Here, looking at her desk with the malachite blotter and an unfinished letter lying on it, his thoughts suddenly changed. He began thinking about her, about what she thought and felt. For the first time he vividly pictured to himself her personal life, her thoughts, her wishes, and the thought that she could and should have her own particular life seemed so frightening to him that he hastened to drive it away. It was that bottomless deep into which it was frightening to look. To put himself in thought and feeling into another being was a mental act alien to Alexei Alexandrovich. He regarded this mental act as harmful and dangerous fantasizing.

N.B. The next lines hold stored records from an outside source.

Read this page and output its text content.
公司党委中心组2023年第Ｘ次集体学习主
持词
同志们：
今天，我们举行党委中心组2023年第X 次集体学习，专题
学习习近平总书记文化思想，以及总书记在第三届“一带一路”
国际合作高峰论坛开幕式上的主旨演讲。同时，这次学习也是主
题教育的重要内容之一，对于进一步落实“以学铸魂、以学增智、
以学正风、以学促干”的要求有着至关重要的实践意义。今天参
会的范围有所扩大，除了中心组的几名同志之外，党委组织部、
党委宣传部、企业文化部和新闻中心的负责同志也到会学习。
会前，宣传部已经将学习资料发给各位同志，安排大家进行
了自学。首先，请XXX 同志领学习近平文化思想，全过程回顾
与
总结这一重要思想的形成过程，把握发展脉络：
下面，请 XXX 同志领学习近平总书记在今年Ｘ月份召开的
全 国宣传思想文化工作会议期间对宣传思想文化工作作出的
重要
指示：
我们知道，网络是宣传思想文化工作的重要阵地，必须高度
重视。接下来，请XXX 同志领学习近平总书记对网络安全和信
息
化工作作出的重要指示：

‘And most terrible of all,’ he thought, ‘is that precisely now, when my work is coming to a conclusion’ (he was thinking of the project he was putting through), ‘when I need all my calm and all my inner forces, this senseless anxiety falls upon me. But what am I to do? I’m not one of those people who suffer troubles and anxieties and have no strength to look them in the face.’
‘I must think it over, resolve it and cast it aside,’ he said aloud.
‘Questions about her feelings, about what has been or might be going on in her soul, are none of my business; they are the business of her conscience and belong to religion,’ he said to himself, feeling relieved at the awareness that he had found the legitimate category to which the arisen circumstance belonged.
‘And so,’ Alexei Alexandrovich said to himself, ‘questions of her feelings and so on are questions of her conscience, which can be no business of mine. My duty is then clearly defined. As head of the family, I am the person whose duty it is to guide her and am therefore in part the person responsible: I must point out the danger I see, caution her, and even use authority. I must speak out to her.’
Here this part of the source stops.